Charlotte Rebecka Élise Klugkist,
née le 18 mai 1792 et morte le 9 septembre 1829. Elle s’est mariée le 20
décembre 1812 avec Justus Wilhelm Iken (1785-1861). Sa fille Rebecca
(1822-1864) a épousé en 1842 Johann Abraham Heinrich von Gröning (1814-1888) ;
leur fille, Henriette von Gröning (1851-1933) s’est mariée à Karl Jaspers
Oelrichs (1844-1923) et ma grand-mère Élisabeth (1890-1945) est sa fille.
J’ai déjà parlé de mes interrogations quant à l’intérêt des collections
d’ancêtres. Ce portrait me donne cependant l’occasion d’y revenir. D’abord pour
dire qu’un tel tableau donne un présence toute particulière à Charlotte Iken.
Pas de meilleur moyen de mesurer la distance et la proximité qui nous sépare et
nous rapproche. Ensuite pour dire combien il est possible de pousser jusqu’à
l’absurde le « droit à l’image » dont on fait grand cas de nos jours.
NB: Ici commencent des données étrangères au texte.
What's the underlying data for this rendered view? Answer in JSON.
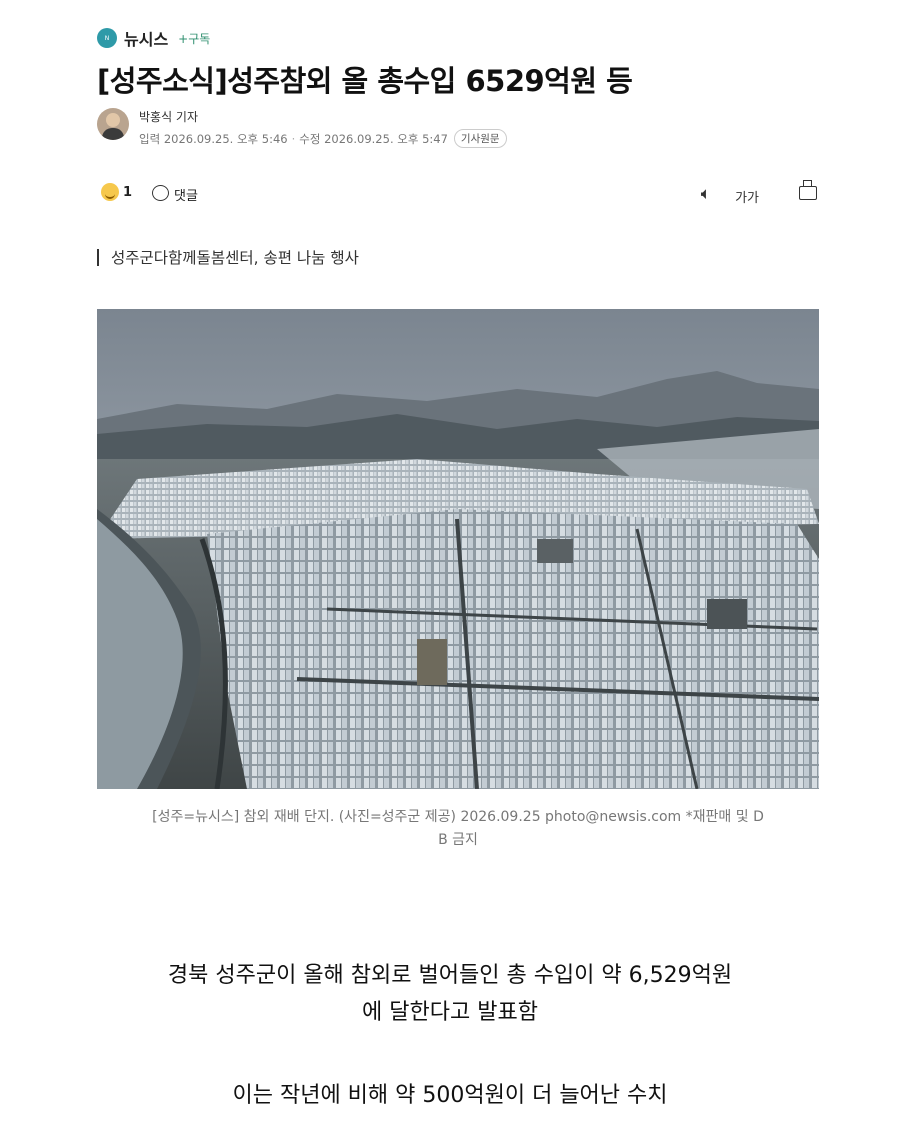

C’est la condamnation des auteurs du catalogue d’une exposition sur le mariage
en Bretagne qui avaient fait découvrir, il y a plus de trente ans, les premiers
excès du genre : quelqu’un avait reconnu son grand-père sur la
photographie d’une tablée de mariage ! Dans ce cas, qui détient le droit à
l’image sur chaque parent ou ancêtre ? Charlotte Iken a, au minimum, des
dizaines de descendants… Ce sont d’ailleurs les mêmes, bien souvent, qui se
plaindront d’avoir été oubliés, négligés, quand on ne leur a pas donné
l’occasion de faire valoir leur droit à l’image. Dès lors que l’image n’est
associée à rien de dévalorisant ou diffamatoire, dès lors qu’elle témoigne d’un
« intérêt désintéressé », artistique, historique ou affectif, elle
doit être perçue comme un hommage, un témoignage de fidélité et non comme un
vol.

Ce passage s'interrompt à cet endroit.